The Garden Report: Learning from Steinbeck
On Feb. 17 and 18, the Island Free Library and Island Bound Bookstore hosted a 76th year anniversary celebration of “The Grapes of Wrath” by John Steinbeck. Memories of reading the book 40 years ago just wouldn’t suffice. It would have to be read again. What struck me was how much of the book I didn’t remember. Only a general impression remained, and I thought that perhaps there were many great works of literature collecting dust in the shelves of my mind that deserved to be taken down and re-examined.
In the introduction to the Penguin Books edition I read, Robert Demott writes:
“If a literary classic can be defined as a book that speaks directly to readers’ concerns in successive historical and cultural eras, no matter what their critical approaches, methods, or preoccupations are, then surely “The Grapes of Wrath” is such a work. Each generation of readers has found something new and relevant about it that speaks to its times.” (pg xi)
I was not the only member of the group that gathered on Feb. 17 at the library for the opening reception and “Art and Writing Response” who discovered a lot in the re-reading of this classic tale of migrants from Oklahoma heading west for the golden land of California in the 1930s. After all, most of us had first read the book as teenagers, perhaps in school, perhaps not.
Elsbeth Crawford wondered if some of the social themes of the book may have inspired her choice of life’s work, although she hadn’t explicitly remembered them. Years ago, it was just a wonderful read, having been pulled from a bookshelf in her father’s library.

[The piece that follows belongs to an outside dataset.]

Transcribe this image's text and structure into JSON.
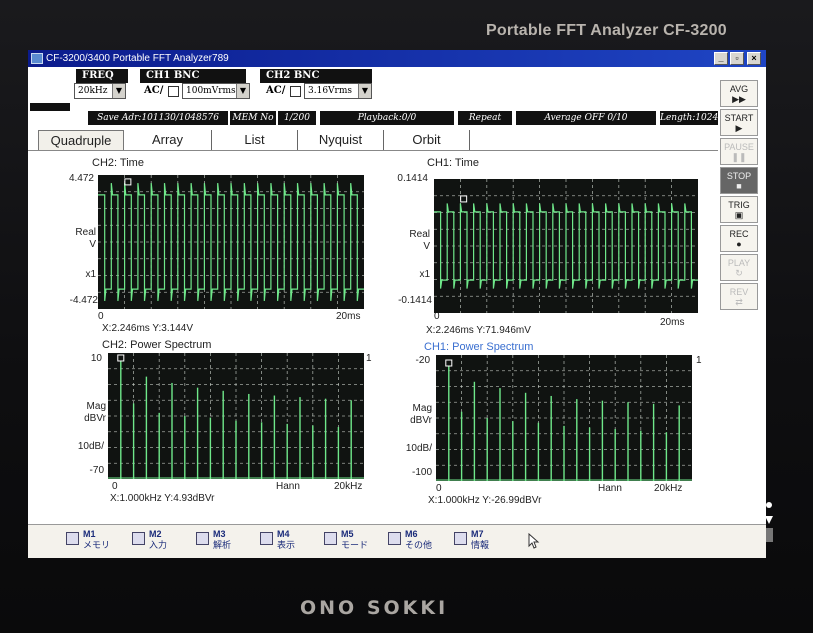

The themes that most resonated with me on the second reading were those of the environment and the economy. And now, upon more reflection, I’m maybe having an “Elsbeth-moment” myself — wondering if perhaps some innate reaction to the book when I was 14 has led to a prolonged interest in the environment and sustainable land practices — that we can not just use the land, we must feel that we are a part of it, we must cherish and nurture it. We can no longer think as “colonists,” using up the precious resources of one area and then just moving on to the next. Sooner or later we will simply run out of room.
Steinbeck describes an Oklahoma at a time when small farmers gradually lost their ownership of their farms to the banks, at first becoming tenant farmers on their land and then being pushed off by the banks that had their own ideas about farming.
“The tractors came over the roads and into the fields, great crawlers moving like insects, having the incredible strength of insects. They crawled over the ground, laying the track and rolling on it and picking it up. Diesel tractors, puttering while they stood idle; they thundered when they moved, and then settled down to a droning roar. Snub-nosed monsters, raising the dust and sticking their snouts into it, straight down the country, through fences, through dooryards, in and out of gullies and in straight lines…
“The man sitting in the iron seat did not look like a man; gloved, goggled, rubber dust mask over nose and mouth, he was a part of the monster, a robot in the seat… He could not see the land as it was, he could not smell the land as it smelled; his feet did not stamp the clods or feel the warmth and power of the earth.” (pg. 35)
And then came the drought, and then the winds, sending great clouds of dust into the air, blowing away the precious top soil that had nothing to anchor it down. So the people moved, headed for the fertile lands of California, hoping to once again put down roots — to claim an acre of their own and to start again.
What did they find in California? I won’t tell, not believing in giving away endings. What I do find supremely ironic though is that California, now in its fourth year of a severe drought, has, or will, find itself in the very same state as Oklahoma did in the aftermath of the dust-storms of the 1930s. Except that the situation is actually worse: What was once a most fertile valley is becoming desert.
This has serious implications for the world’s food supply. It is not that we will all starve, especially here in the United States. Rather we will see the effects at the cash registers of the stores we shop in — indeed we have already been seeing it, reflected in the sharp increases in the prices of food, especially produce, dairy products, and even eggs over the past few years. The wholesale price of eggs in California rose over 30 percent in 2014.
This is of course one of the many reasons to plant one’s own vegetable garden, one’s own little orchard. Not only can we provide fresh fruits and vegetables for ourselves, we can maintain the diversity of species lost to the grocery store shelves, expand our palates beyond what has been selected because it travels well. We can eat purple carrots, blue potatoes, and rainbow chard. We can plant heirloom varieties, then save the seeds and plant them again.
To get out and dig in the dirt, to break up the clods and “feel the warmth and power of the earth,” to be ever mindful of the intricacies of nature and the ecological balances that must be retained, restored and respected, not ripped through, sliced open by the blades of those heartless tractors.
I was heartened to read at the beginning of the year, when all sorts of pundits make predictions for the “top trends” that are coming, that one of the top trends in food would be, not kale, but the emphasis, by young farmers in building fertile soils.
Admittedly, it’s hard to think about gardening right now, while the world — our world — is ensconced in snow and ice. But the color is rising in the branches of the trees and the shrubs, and spring, the calendar version anyway, is just three weeks away. It’s almost time to plant the peas.